Hoyt v. Swift

13 Vt. 129 | Vt. | 1841

The opinion of the court was delivered by

Collamer, J.

Our trustee process is but the attachment of debts ; choses in action, instead of choses in possession, or in common with them. They must be such debts as the defendant can enforce in his own name. I speak not now of an action by a creditor, claiming from a fraudulent purchaser, provided for by a recent statute. When the trustee is pursued for a debt, he must be an actual debtor by a debt now due, or solvendum in futuro. This was fully decided in Sargent v. Leeland, 2 Vt. R. 280. Hutchins v. Hawley et al. 9 Vt. R. 295, and in Hitchcock v. Edgerton, 8 Vt. R. 202. The debt, too, for which the trustee is pursued, must be a debt which the defendant could himself pursue at law. It is impracticable thus to enforce a mere equity claim. The want of chancery power, in the county court, to call all the parties incidentally interested before them, and to pursue such a course as to determine their respective and conflicting rights, renders it impracticable. Otherwise two or more co-*134partners might be called in as trustees of another partner, and compelled to render an account of the whole co-partnership, and strike the balance between themselves and their co-partner, and thus wind up a long and intricate concern, without the intervention of an auditor or commissioner, and in the absence of their co-partner ; and all this, too, when the principal debtor could have sustained no action at law.

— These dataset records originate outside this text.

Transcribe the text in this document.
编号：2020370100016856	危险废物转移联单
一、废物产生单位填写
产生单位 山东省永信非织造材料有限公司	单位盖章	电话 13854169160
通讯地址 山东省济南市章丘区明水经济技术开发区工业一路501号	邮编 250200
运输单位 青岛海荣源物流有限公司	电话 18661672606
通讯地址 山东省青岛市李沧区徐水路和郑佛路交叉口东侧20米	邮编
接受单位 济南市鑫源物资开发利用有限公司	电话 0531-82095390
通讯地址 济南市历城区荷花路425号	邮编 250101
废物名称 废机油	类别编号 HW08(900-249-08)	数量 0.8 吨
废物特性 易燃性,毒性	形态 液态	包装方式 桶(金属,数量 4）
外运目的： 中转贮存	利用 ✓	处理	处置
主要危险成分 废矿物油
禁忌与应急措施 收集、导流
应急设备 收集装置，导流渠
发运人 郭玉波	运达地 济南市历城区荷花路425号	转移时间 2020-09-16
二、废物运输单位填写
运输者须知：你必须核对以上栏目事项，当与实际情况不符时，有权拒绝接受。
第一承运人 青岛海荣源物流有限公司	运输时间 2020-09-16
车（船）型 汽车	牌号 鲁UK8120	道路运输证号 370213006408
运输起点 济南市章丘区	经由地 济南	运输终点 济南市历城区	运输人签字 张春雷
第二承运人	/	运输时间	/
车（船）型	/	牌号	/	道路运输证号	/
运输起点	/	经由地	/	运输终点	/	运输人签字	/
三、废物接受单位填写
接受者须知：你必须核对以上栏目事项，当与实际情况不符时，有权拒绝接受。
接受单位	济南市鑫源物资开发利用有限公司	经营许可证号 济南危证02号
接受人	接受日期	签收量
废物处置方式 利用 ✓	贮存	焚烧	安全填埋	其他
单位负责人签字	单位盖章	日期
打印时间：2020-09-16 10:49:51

In this case Swift executed his note, at Ball’s request, to Blake, and which Blake holds for his liabilities for Ball; and all this in good faith. It is not a case of a note taken to Blake for Ball, as a naked trustee, without interest, nor done to avoid the debts of Ball. Ball could sustain no action at law, against Swift; neither can he sustain any action against Blake, for Blake has received nothing, not even enough to pay his liabilities.

A condition was annexed to the note of Swift, that he was not to pay until the mortgage on the land was removed therefrom. That mortgage was to Allen, to secure him against the claims of the heirs of John Ball, deceased, and of Hannah Ball. It may be possible that the receipts of these heirs and their guardians would be a sufficient security that they never will or can claim any thing. But Swift had the right to annex what condition he pleased to his contract. He did annex the condition that he was not to pay until the incumbrance was removed from the land. The clear meaning of that is, that it should be removed in a manner known to the law, that is, by deed from Allen, the mortgagee, or by his discharge on the record, according to the statute. Swift is not to be compelled to pay and then take on himself the risk of future controversy with those heirs and with the mortgagee, who will not be bound by any adjudication which can be made in this proceeding, to which they are not parties. The impropriety of attempting to sustain, at law, a proceeding involving the respective and conflicting obligations, rights and duties of so many persons, not parties to the record, is quite too obvious to require further remark.

Judgment reversed, and judgment that Swift & Blake are not trustees.